Dans une autre affaire de détention au secret, Tirkish Tyrmyev, ancien commandant des troupes frontalières du Turkménistan, a été condamné à dix ans d’emprisonnement pour abus de pouvoir en 2002. Ses proches sont sans nouvelles de lui depuis mai 2002. En mars de cette année, ils ont été informés que Tirkish Tyrmyev avait reçu une condamnation supplémentaire de sept ans et onze mois alors que sa date de libération était proche, pour une prétendue infraction contre un gardien de prison.

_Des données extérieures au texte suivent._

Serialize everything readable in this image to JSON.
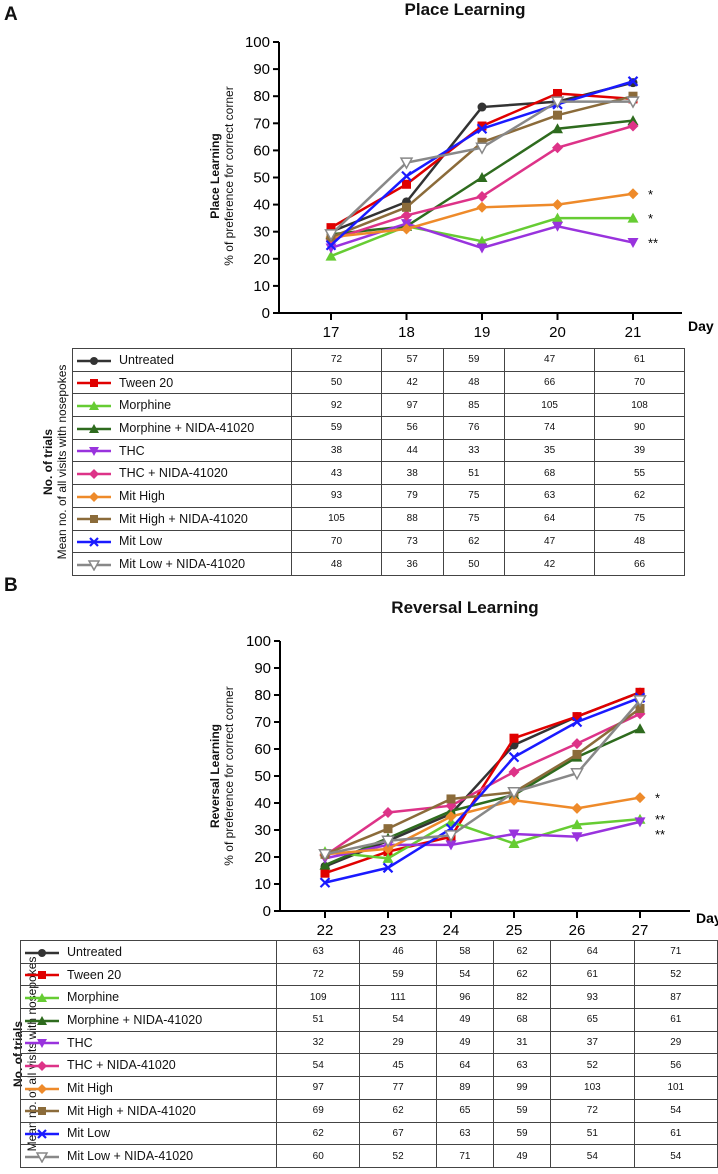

Amnesty International a reçu des informations selon lesquelles de nombreuses personnes accusées d’être impliquées dans la prétendue tentative d’assassinat, ainsi que leurs proches, avaient été soumis à des tortures, à divers mauvais traitements et à des pressions psychologiques. Ces pressions visaient à extorquer des « aveux » aux détenus concernant leur implication dans l’attentat, à incriminer d’autres personnes ou à renseigner la police sur la situation de personnes recherchées. Plusieurs détenus ont ainsi dû « avouer » publiquement ou dénoncer publiquement des proches. Les « aveux » de Batyr Berdev et de Boris Chikhmouradov ont été diffusés à la télévision les 18 et 29 décembre 2002 respectivement. Selon les sources, le texte de leurs « aveux » leur aurait été dicté. Il semblerait que plusieurs dizaines d’accusés condamnés au cours de procès à huis clos n’ont pas été représentés par des avocats indépendants. Plusieurs avocats auraient en effet commencé leur plaidoirie par « J’ai honte de défendre quelqu’un comme vous. »
Les accusés auraient dû signer un document disant qu’ils avaient connaissance de leur cas et des chefs d’accusation les concernant, sans avoir pu réellement étudier ces informations. On aurait également refusé un traitement médical à un grand nombre de détenus. À la connaissance d’Amnesty International, aucune enquête n’a été menée à la suite de ces allégations. Les représentants des ambassades et les organisations internationales n’ont pas été autorisés à assister aux audiences.
Complément d’information
Arrêter quelqu’un tout en dissimulant les informations concernant la situation de cette personne, ce qui place cette dernière en-dehors de la protection de la loi, constitue une disparition forcée, et donc une violation du droit international.
La disparition forcée est définie comme suit dans la Convention internationale pour la protection de toutes les personnes contre les disparitions forcées : « l’arrestation, la détention, l’enlèvement ou toute autre forme de privation de liberté par des agents de l’État ou par des personnes ou des groupes de personnes qui agissent avec l’autorisation, l’appui ou l’acquiescement de l’État, suivi du déni de la reconnaissance de la privation de liberté ou de la dissimulation du sort réservé à la personne disparue ou du lieu où elle se trouve, la soustrayant à la protection de la loi ». Les disparitions forcées violent toute une série de droits fondamentaux, tels que le droit de ne pas être soumis à la détention arbitraire, le droit d’être reconnu en tant que personne devant la loi et le droit de ne pas être soumis à la torture et à d’autres peines ou traitements cruels, inhumains ou dégradants.